The original post said:

PostgreSQL 8.4.3 amd64 on FreeBSD 7.2.

-Kevin

Re: Autovacuum stopped running

From
"Benjamin Krajmalnik"
Date:
Tom,

1.  I had to restart the postgres server, otherwise I would have been in
deep problems.
2.  I just tried installing strace from the ports system - unfortunately
it appears that FreeBSD only has it for i38s, not amd64.  Any
alternatives so that if this happens again I can take care of this?

>
> Hmm ... could you strace the launcher for a couple of minutes to see
> whether it's doing anything?
>
> Also, I've forgotten exactly which PG version you're running?
>
>             regards, tom lane

Re: Autovacuum stopped running

From
"Benjamin Krajmalnik"
Date:
I did not find any errors pertaining to the autovacuum task.
In both cases we had a data-centric issue which was causing excessive
errors on the database (we have a timestamp field and an external
utility which we use to collect product keys was sending the date as
"dd/mm/yyyy hh:mm:ss" for some entries.   We modified our processing
script to catch this condition and rewrite it to "mm/dd/yyyy hh:mm:ss"
on the server script, and I will be modifying the agent to send it in as
"yyyymmdd hh:mm:ss" in our next agent release to bullet proof it.

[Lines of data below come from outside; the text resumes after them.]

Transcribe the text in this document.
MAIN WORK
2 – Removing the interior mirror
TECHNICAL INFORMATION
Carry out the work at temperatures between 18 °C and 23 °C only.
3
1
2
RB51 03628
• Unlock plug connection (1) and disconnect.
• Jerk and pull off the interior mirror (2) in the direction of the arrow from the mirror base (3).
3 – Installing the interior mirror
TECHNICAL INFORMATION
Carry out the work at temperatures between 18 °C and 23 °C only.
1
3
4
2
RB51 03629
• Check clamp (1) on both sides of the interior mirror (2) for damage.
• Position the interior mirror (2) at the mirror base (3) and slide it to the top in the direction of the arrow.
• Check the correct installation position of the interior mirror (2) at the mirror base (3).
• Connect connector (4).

> -----Original Message-----
> From: Alvaro Herrera [mailto:alvherre@commandprompt.com]
> Sent: Monday, May 03, 2010 7:48 AM
> To: Benjamin Krajmalnik
> Cc: Tom Lane; pgsql-admin@postgresql.org
> Subject: Re: [ADMIN] Autovacuum stopped running
>
> Benjamin Krajmalnik wrote:
> > OK.
> > This happened again on another server with these same settings.
> > I did not see any long running transaction, and the autovacuum
launch
> > process was running.
>
> Did you check the server log for FATAL or ERROR lines?  Maybe it's
> dying
> trying to vacuum some table and isn't ever able to get to the next
> ones.
>
>
> --
> Alvaro Herrera
> http://www.CommandPrompt.com/
> PostgreSQL Replication, Consulting, Custom Development, 24x7 support

Re: Autovacuum stopped running

From
Alvaro Herrera
Date:
Benjamin Krajmalnik wrote:
> I did not find any errors pertaining to the autovacuum task.

Hmm.  I think it would be good to find out what is the launcher doing,
if anything.  If you strace it, do you see it sending signals to
postmaster?

--
Alvaro Herrera                                http://www.CommandPrompt.com/
The PostgreSQL Company - Command Prompt, Inc.